Quatre outils, une même mission — installer du JavaScript sans y laisser sa journée. Un tour d'horizon sans dogme, avec le choix fait sur ce site comme fil conducteur.

JavaScriptOutillagePerformance

Il y a une question qu'on ne pose plus assez, tant elle semble tranchée par habitude : quel gestionnaire de paquets fait tourner votre projet ? Pendant longtemps, la réponse a été npm par défaut, faute d'y avoir vraiment réfléchi. Ce n'est plus tenable. En 2026, le choix d'un gestionnaire de paquets a un impact mesurable sur le temps de build, la taille du dépôt, la fiabilité des déploiements — et, très concrètement, sur le nombre de fois où vous attendez devant un terminal au lieu d'écrire du code. Ce site en est lui-même un cas d'école : construit sur Bun plutôt que sur l'option par défaut, un choix qu'on va justifier ligne par ligne plutôt que d'affirmer.

Un peu d'histoire, pour comprendre pourquoi il y a un débat

npm est arrivé avec Node.js en 2010 et a longtemps été la seule option sérieuse. Puis, en 2016, Facebook a sorti Yarn pour corriger deux défauts précis : des installations lentes et non déterministes — deux machines pouvaient obtenir des versions différentes des mêmes dépendances, un cauchemar en production. Yarn a introduit le fichier de verrouillage (lockfile) comme standard de facto, une idée que npm a fini par adopter aussi.

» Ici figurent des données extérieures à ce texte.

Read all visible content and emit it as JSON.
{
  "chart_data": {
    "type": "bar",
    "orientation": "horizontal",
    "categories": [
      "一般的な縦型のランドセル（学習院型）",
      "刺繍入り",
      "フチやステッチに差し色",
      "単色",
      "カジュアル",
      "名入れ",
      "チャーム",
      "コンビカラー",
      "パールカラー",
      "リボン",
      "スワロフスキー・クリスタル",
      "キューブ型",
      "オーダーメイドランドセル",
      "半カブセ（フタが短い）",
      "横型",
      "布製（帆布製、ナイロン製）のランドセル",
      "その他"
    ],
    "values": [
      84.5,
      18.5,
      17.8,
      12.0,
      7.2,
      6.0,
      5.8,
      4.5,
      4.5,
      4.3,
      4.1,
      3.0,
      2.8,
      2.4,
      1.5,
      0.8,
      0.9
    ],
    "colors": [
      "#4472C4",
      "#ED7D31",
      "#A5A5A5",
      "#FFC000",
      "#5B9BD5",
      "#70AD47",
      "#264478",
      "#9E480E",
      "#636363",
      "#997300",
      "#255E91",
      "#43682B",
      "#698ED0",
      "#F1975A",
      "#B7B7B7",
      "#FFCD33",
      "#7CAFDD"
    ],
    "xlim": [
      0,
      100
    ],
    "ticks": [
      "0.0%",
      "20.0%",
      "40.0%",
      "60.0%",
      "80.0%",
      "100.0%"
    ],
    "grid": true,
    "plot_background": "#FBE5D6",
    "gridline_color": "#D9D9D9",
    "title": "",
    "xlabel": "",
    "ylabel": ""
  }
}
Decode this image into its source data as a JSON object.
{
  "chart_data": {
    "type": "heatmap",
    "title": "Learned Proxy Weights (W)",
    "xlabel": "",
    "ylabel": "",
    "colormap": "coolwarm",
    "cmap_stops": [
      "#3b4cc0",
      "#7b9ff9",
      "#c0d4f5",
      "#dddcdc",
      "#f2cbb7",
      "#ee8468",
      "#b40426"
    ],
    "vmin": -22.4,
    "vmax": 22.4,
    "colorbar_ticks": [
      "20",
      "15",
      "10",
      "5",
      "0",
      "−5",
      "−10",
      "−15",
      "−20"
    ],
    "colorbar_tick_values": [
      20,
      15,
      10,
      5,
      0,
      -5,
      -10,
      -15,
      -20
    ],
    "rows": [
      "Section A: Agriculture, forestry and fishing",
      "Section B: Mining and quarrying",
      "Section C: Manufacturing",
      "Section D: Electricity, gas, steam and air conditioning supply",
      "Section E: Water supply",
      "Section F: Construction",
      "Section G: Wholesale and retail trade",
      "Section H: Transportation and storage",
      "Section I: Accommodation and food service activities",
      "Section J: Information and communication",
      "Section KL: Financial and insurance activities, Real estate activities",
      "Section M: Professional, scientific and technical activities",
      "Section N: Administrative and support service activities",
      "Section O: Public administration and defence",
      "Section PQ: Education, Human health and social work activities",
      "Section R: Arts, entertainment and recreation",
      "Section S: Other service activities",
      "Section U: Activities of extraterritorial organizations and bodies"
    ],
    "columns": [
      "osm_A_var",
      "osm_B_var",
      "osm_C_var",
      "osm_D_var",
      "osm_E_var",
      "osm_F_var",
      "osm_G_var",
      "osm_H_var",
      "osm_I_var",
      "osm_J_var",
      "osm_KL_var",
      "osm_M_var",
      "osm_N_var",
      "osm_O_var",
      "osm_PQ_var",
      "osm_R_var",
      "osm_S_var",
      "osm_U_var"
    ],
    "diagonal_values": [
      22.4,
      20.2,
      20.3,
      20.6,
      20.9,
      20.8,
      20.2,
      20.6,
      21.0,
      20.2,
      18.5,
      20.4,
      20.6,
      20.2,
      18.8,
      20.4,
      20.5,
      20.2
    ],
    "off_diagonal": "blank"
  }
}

pnpm est arrivé un peu plus tard avec une obsession différente : l'espace disque. Un développeur avec une dizaine de projets Next.js sur sa machine se retrouvait avec la même copie de React dupliquée dix fois dans autant de dossiers node_modules. pnpm a résolu ça avec un store adressé par contenu — chaque version d'un paquet n'existe qu'une fois sur le disque, partagée entre projets via des liens.

Bun, enfin, ne s'est pas contenté d'être un gestionnaire de paquets de plus. C'est un runtime JavaScript complet — écrit en Zig, pas en JavaScript — qui embarque son propre gestionnaire de paquets, son bundler et son exécuteur de tests. L'ambition affichée n'est pas d'améliorer npm à la marge, mais de repenser la chaîne d'outils JavaScript en partant du principe que la lenteur n'est pas une fatalité, juste un choix d'implémentation.

Le banc d'essai : ce qui se mesure vraiment

Comparer ces outils sur un seul critère — « lequel est le plus rapide » — passe à côté de l'essentiel. Trois axes comptent réellement pour un projet en production : la vitesse d'installation à froid (le pire cas, celui d'un environnement de build CI qui repart de zéro à chaque fois), la vitesse en cache chaud (le cas du quotidien, quand on ajoute une dépendance sur un projet déjà installé), et la rigueur du lockfile — sa capacité à garantir que ce qui tourne en local tourne à l'identique en production.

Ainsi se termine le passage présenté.